The technical implementation extends Whisper using Adaptive Layer Norm (AdaLN) in every decoder layer, where accent-specific embeddings condition the decoder hidden states. Crucially, the encoder and decoder remain completely frozen, preserving Whisper's original capabilities while only training <10% of parameters—specifically the AdaLN modulation weights, accent embeddings, and a classifier head. This classifier predicts accents from encoder states using learnable weighted sums, projection layers, and multi-head attention pooling.
Evaluation on the westbrook/English_Accent_DataSet shows substantial improvements: Whisper Accent-medium.en achieves 13.4% word error rate (WER), representing a 4.1% absolute improvement over the baseline Whisper-medium.en's 17.5% WER. The model also demonstrates 95.7% accuracy in accent classification across 20+ supported accents including American, British, Indian, Spanish, German, French, and various Eastern European variants.
This research matters because mainstream ASR systems often underperform on non-standard accents, creating accessibility barriers.
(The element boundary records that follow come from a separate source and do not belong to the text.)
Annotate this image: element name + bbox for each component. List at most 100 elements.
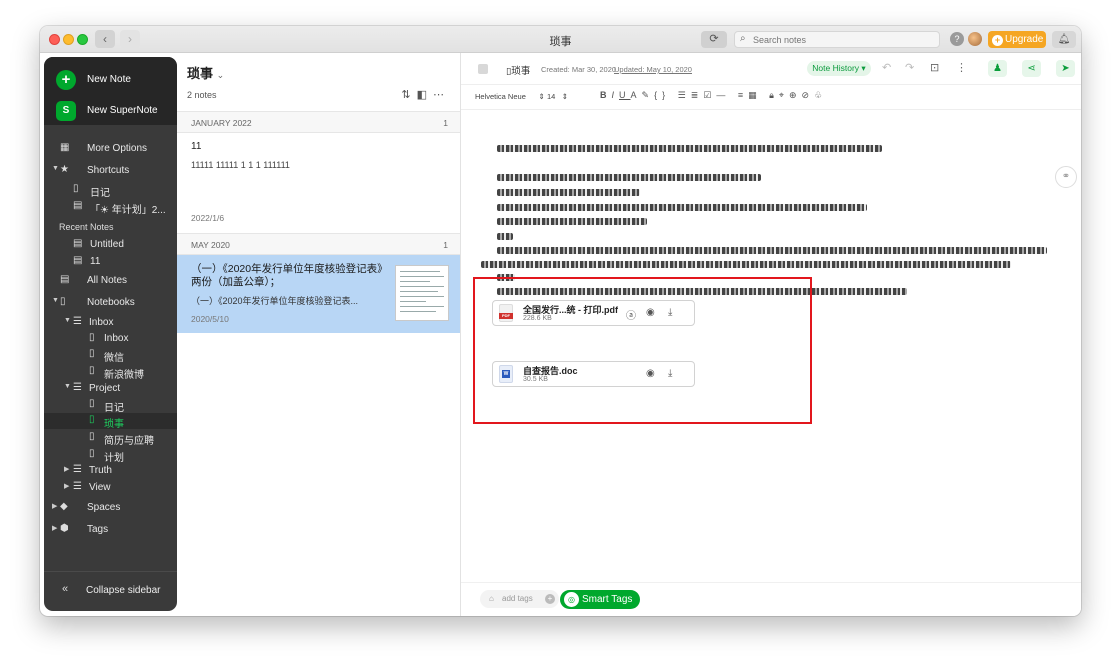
- highlight-icon[interactable]: ✎: [642, 90, 655, 100]
- more-icon[interactable]: ⋯: [433, 89, 450, 101]
- underline-icon[interactable]: U: [619, 90, 631, 100]
- sidebar-notebook-item[interactable]: ▯ 计划: [44, 447, 177, 464]
- sidebar-notebook-item-selected[interactable]: ▯ 琐事: [44, 413, 177, 430]
- more-vertical-icon[interactable]: ⋮: [956, 61, 967, 74]
- caret-right-icon: ▶: [52, 525, 58, 532]
- sidebar-stack-view[interactable]: ▶ ☰ View: [44, 480, 177, 496]
- attachment-pdf[interactable]: PDF 全国发行...统 - 打印.pdf 228.6 KB ⓐ ◉ ⤓: [492, 300, 695, 326]
- sidebar-notebook-item[interactable]: ▯ Inbox: [44, 331, 177, 347]
- tag-icon: ⌂: [489, 594, 494, 603]
- smart-tags-button[interactable]: ◎ Smart Tags: [560, 590, 640, 609]
- search-input[interactable]: [753, 33, 933, 46]
- sidebar-item-more-options[interactable]: ▦ More Options: [44, 141, 177, 157]
- sidebar-notebook-item[interactable]: ▯ 日记: [44, 397, 177, 414]
- notebook-icon: ▯: [73, 183, 79, 194]
- align-icon[interactable]: ≡: [738, 90, 748, 100]
- link-icon[interactable]: ⚭: [1055, 166, 1077, 188]
- sidebar-notebook-item[interactable]: ▯ 微信: [44, 347, 177, 364]
- sort-icon[interactable]: ⇅: [401, 89, 416, 101]
- bold-icon[interactable]: B: [600, 90, 612, 100]
- pin-icon[interactable]: ⌖: [779, 90, 789, 100]
- plus-circle-icon[interactable]: ⊕: [789, 90, 802, 100]
- redacted-text-line: [497, 204, 867, 211]
- attachment-doc[interactable]: W 自查报告.doc 30.5 KB ◉ ⤓: [492, 361, 695, 387]
- notebook-icon: ▯: [89, 448, 95, 459]
- lock-icon[interactable]: 🔒︎: [769, 90, 779, 100]
- note-history-button[interactable]: Note History ▾: [807, 61, 871, 76]
- font-size-select[interactable]: 14 ⇕: [547, 92, 568, 101]
- download-icon[interactable]: ⤓: [668, 368, 672, 379]
- avatar[interactable]: [968, 32, 982, 46]
- numbered-list-icon[interactable]: ≣: [691, 90, 704, 100]
- caret-right-icon: ▶: [64, 483, 70, 490]
- plus-icon: +: [56, 70, 76, 90]
- eye-icon[interactable]: ◉: [646, 368, 655, 379]
- sidebar-shortcut-item[interactable]: ▯ 日记: [44, 182, 177, 199]
- notifications-button[interactable]: 🔔︎: [1052, 31, 1076, 48]
- editor-footer: ⌂ add tags + ◎ Smart Tags: [461, 582, 1081, 616]
- note-icon: ▤: [73, 238, 83, 249]
- note-card[interactable]: 11 11111 11111 1 1 1 111111 2022/1/6: [177, 133, 460, 232]
- share-user-button[interactable]: ♟: [988, 60, 1007, 77]
- notebook-title-dropdown[interactable]: 琐事 ⌄: [187, 63, 224, 82]
- chevron-down-icon: ⌄: [216, 70, 225, 80]
- updated-date[interactable]: Updated: May 10, 2020: [614, 65, 692, 74]
- view-options-icon[interactable]: ◧: [417, 89, 433, 101]
- eye-icon[interactable]: ◉: [646, 307, 655, 318]
- search-box[interactable]: ⌕: [734, 31, 940, 48]
- note-card-selected[interactable]: （一）《2020年发行单位年度核验登记表》两份（加盖公章）； （一）《2020年…: [177, 255, 460, 333]
- format-tools: BIUA✎{} ☰≣☑— ≡▦ 🔒︎⌖⊕⊘♧: [600, 90, 827, 101]
- bullet-list-icon[interactable]: ☰: [678, 90, 691, 100]
- sidebar-stack-inbox[interactable]: ▼ ☰ Inbox: [44, 315, 177, 331]
- sidebar-item-all-notes[interactable]: ▤ All Notes: [44, 273, 177, 289]
- audio-icon[interactable]: ♧: [814, 90, 827, 100]
- sidebar-stack-project[interactable]: ▼ ☰ Project: [44, 381, 177, 397]
- new-supernote-button[interactable]: S New SuperNote: [56, 101, 176, 121]
- checklist-icon[interactable]: ☑: [703, 90, 716, 100]
- note-count: 2 notes: [187, 90, 217, 100]
- share-button[interactable]: ⋖: [1022, 60, 1041, 77]
- present-icon[interactable]: ⊡: [930, 61, 939, 74]
- stack-icon: ☰: [73, 316, 82, 327]
- caret-right-icon: ▶: [52, 503, 58, 510]
- note-title: 11: [191, 141, 202, 152]
- table-icon[interactable]: ▦: [748, 90, 762, 100]
- sidebar-item-shortcuts[interactable]: ▼ ★ Shortcuts: [44, 163, 177, 179]
- sidebar-item-notebooks[interactable]: ▼ ▯ Notebooks: [44, 295, 177, 311]
- notebook-icon: ▯: [89, 348, 95, 359]
- help-icon[interactable]: ?: [950, 32, 964, 46]
- sidebar-recent-item[interactable]: ▤ Untitled: [44, 237, 177, 253]
- add-tags-input[interactable]: ⌂ add tags +: [480, 590, 559, 608]
- font-family-select[interactable]: Helvetica Neue ⇕: [475, 92, 545, 101]
- redo-icon[interactable]: ↷: [905, 61, 914, 74]
- note-date: 2022/1/6: [191, 213, 225, 223]
- code-icon[interactable]: {}: [654, 90, 670, 100]
- undo-icon[interactable]: ↶: [882, 61, 891, 74]
- sidebar-item-tags[interactable]: ▶ ⬢ Tags: [44, 522, 177, 538]
- user-icon: ♟: [993, 63, 1002, 74]
- send-button[interactable]: ➤: [1056, 60, 1075, 77]
- note-thumbnail: [395, 265, 449, 321]
- attach-icon[interactable]: ⊘: [802, 90, 815, 100]
- collapse-sidebar-button[interactable]: « Collapse sidebar: [44, 571, 177, 611]
- grid-icon: ▦: [60, 142, 70, 153]
- stack-icon: ☰: [73, 464, 82, 475]
- month-separator: MAY 2020 1: [177, 233, 460, 255]
- expand-icon[interactable]: [478, 64, 488, 74]
- sidebar-recent-item[interactable]: ▤ 11: [44, 254, 177, 270]
- download-icon[interactable]: ⤓: [668, 307, 672, 318]
- sidebar-item-spaces[interactable]: ▶ ◆ Spaces: [44, 500, 177, 516]
- text-color-icon[interactable]: A: [631, 90, 642, 100]
- sidebar-notebook-item[interactable]: ▯ 简历与应聘: [44, 430, 177, 447]
- smart-tag-icon: ◎: [564, 592, 579, 607]
- notebook-selector[interactable]: ▯琐事: [506, 63, 530, 77]
- italic-icon[interactable]: I: [612, 90, 620, 100]
- new-note-button[interactable]: + New Note: [56, 70, 176, 90]
- sidebar-notebook-item[interactable]: ▯ 新浪微博: [44, 364, 177, 381]
- sidebar-stack-truth[interactable]: ▶ ☰ Truth: [44, 463, 177, 479]
- annotate-icon[interactable]: ⓐ: [626, 307, 636, 322]
- sync-button[interactable]: ⟳: [701, 31, 727, 48]
- divider-icon[interactable]: —: [716, 90, 730, 100]
- upgrade-button[interactable]: + Upgrade: [988, 31, 1046, 48]
- sidebar-shortcut-item[interactable]: ▤ 「☀ 年计划」2...: [44, 199, 177, 216]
By open-sourcing the full training setup and checkpoints, Mavleo96 enables both practical applications and further research into accent-adaptive speech recognition without requiring massive retraining of foundation models.
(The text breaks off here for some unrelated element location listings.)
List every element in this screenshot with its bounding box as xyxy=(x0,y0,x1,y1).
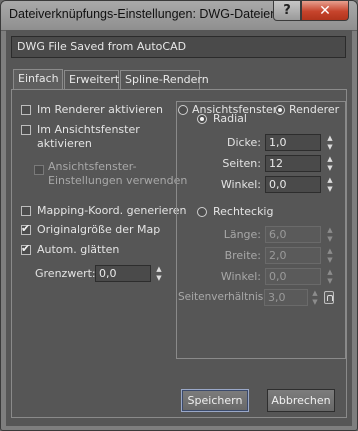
spinner-up-icon: ▲ xyxy=(312,289,318,297)
aspect-spinner[interactable]: ▲ ▼ xyxy=(310,289,320,306)
close-icon: ✕ xyxy=(319,2,331,19)
thickness-label: Dicke: xyxy=(226,136,261,149)
thickness-input[interactable]: 1,0 xyxy=(265,134,321,151)
length-label: Länge: xyxy=(223,228,261,241)
spinner-up-icon: ▲ xyxy=(327,247,333,255)
cancel-button[interactable]: Abbrechen xyxy=(267,389,335,412)
render-settings-group: Radial Dicke: 1,0 ▲ ▼ Seiten: 12 ▲ ▼ Win… xyxy=(176,101,346,359)
spinner-up-icon: ▲ xyxy=(327,226,333,234)
mapping-coords-checkbox[interactable] xyxy=(21,206,31,216)
length-input[interactable]: 6,0 xyxy=(265,226,321,243)
rect-angle-label: Winkel: xyxy=(220,270,261,283)
original-map-size-label: Originalgröße der Map xyxy=(37,223,161,236)
thickness-spinner[interactable]: ▲ ▼ xyxy=(325,134,335,151)
threshold-spinner[interactable]: ▲ ▼ xyxy=(154,265,164,282)
width-spinner[interactable]: ▲ ▼ xyxy=(325,247,335,264)
tab-spline-rendern[interactable]: Spline-Rendern xyxy=(120,70,209,89)
width-input[interactable]: 2,0 xyxy=(265,247,321,264)
spinner-down-icon: ▼ xyxy=(327,164,333,172)
spinner-up-icon: ▲ xyxy=(327,155,333,163)
title-bar[interactable]: Dateiverknüpfungs-Einstellungen: DWG-Dat… xyxy=(1,1,357,31)
file-type-field[interactable]: DWG File Saved from AutoCAD xyxy=(11,36,346,58)
radial-radio[interactable] xyxy=(197,114,207,124)
spinner-up-icon: ▲ xyxy=(156,265,162,273)
threshold-input[interactable]: 0,0 xyxy=(95,265,151,282)
viewport-enable-checkbox[interactable] xyxy=(21,125,31,135)
viewport-enable-label-line2: aktivieren xyxy=(37,137,92,150)
dialog-window: Dateiverknüpfungs-Einstellungen: DWG-Dat… xyxy=(0,0,358,431)
spinner-down-icon: ▼ xyxy=(327,235,333,243)
window-title: Dateiverknüpfungs-Einstellungen: DWG-Dat… xyxy=(9,7,278,21)
help-icon: ? xyxy=(283,3,291,18)
aspect-label: Seitenverhältnis: xyxy=(178,291,267,303)
spinner-up-icon: ▲ xyxy=(327,134,333,142)
rectangular-radio[interactable] xyxy=(197,207,207,217)
radial-angle-spinner[interactable]: ▲ ▼ xyxy=(325,176,335,193)
radial-angle-label: Winkel: xyxy=(220,178,261,191)
autosmooth-checkbox[interactable] xyxy=(21,242,31,255)
viewport-enable-label-line1: Im Ansichtsfenster xyxy=(37,123,140,136)
tab-erweitert[interactable]: Erweitert xyxy=(64,70,119,89)
spinner-up-icon: ▲ xyxy=(327,176,333,184)
rect-angle-input[interactable]: 0,0 xyxy=(265,268,321,285)
spinner-up-icon: ▲ xyxy=(327,268,333,276)
sides-label: Seiten: xyxy=(222,157,261,170)
length-spinner[interactable]: ▲ ▼ xyxy=(325,226,335,243)
spinner-down-icon: ▼ xyxy=(327,185,333,193)
spinner-down-icon: ▼ xyxy=(156,274,162,282)
save-button[interactable]: Speichern xyxy=(181,389,249,412)
mapping-coords-label: Mapping-Koord. generieren xyxy=(37,204,187,217)
sides-spinner[interactable]: ▲ ▼ xyxy=(325,155,335,172)
width-label: Breite: xyxy=(224,249,261,262)
spinner-down-icon: ▼ xyxy=(327,143,333,151)
renderer-enable-label: Im Renderer aktivieren xyxy=(37,103,163,116)
original-map-size-checkbox[interactable] xyxy=(21,222,31,235)
close-button[interactable]: ✕ xyxy=(301,1,349,21)
radial-label: Radial xyxy=(213,112,247,125)
radial-angle-input[interactable]: 0,0 xyxy=(265,176,321,193)
aspect-input[interactable]: 3,0 xyxy=(264,289,308,306)
spinner-down-icon: ▼ xyxy=(327,256,333,264)
tab-einfach[interactable]: Einfach xyxy=(13,69,63,89)
autosmooth-label: Autom. glätten xyxy=(37,243,120,256)
viewport-settings-checkbox[interactable] xyxy=(34,165,44,175)
spinner-down-icon: ▼ xyxy=(312,298,318,306)
dialog-content: DWG File Saved from AutoCAD Einfach Erwe… xyxy=(6,30,352,426)
spinner-down-icon: ▼ xyxy=(327,277,333,285)
sides-input[interactable]: 12 xyxy=(265,155,321,172)
help-button[interactable]: ? xyxy=(273,1,301,21)
viewport-settings-label-line1: Ansichtsfenster- xyxy=(48,160,137,173)
lock-aspect-icon[interactable] xyxy=(324,291,334,304)
viewport-settings-label-line2: Einstellungen verwenden xyxy=(48,174,188,187)
renderer-enable-checkbox[interactable] xyxy=(21,105,31,115)
rect-angle-spinner[interactable]: ▲ ▼ xyxy=(325,268,335,285)
rectangular-label: Rechteckig xyxy=(213,205,274,218)
threshold-label: Grenzwert: xyxy=(35,267,96,280)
- Achieves 13.4% WER with Whisper Accent-medium.en, a 4.1% absolute improvement over baseline Whisper-medium.en's 17.5%
- Trains only <10% of parameters via AdaLN conditioning while freezing encoder/decoder, preserving original generalization
- Supports 20+ English accents with 95.7% classification accuracy and provides full open-source training pipeline
Why It Matters
Makes speech recognition more accessible globally by significantly improving accuracy for non-standard English accents without full model retraining.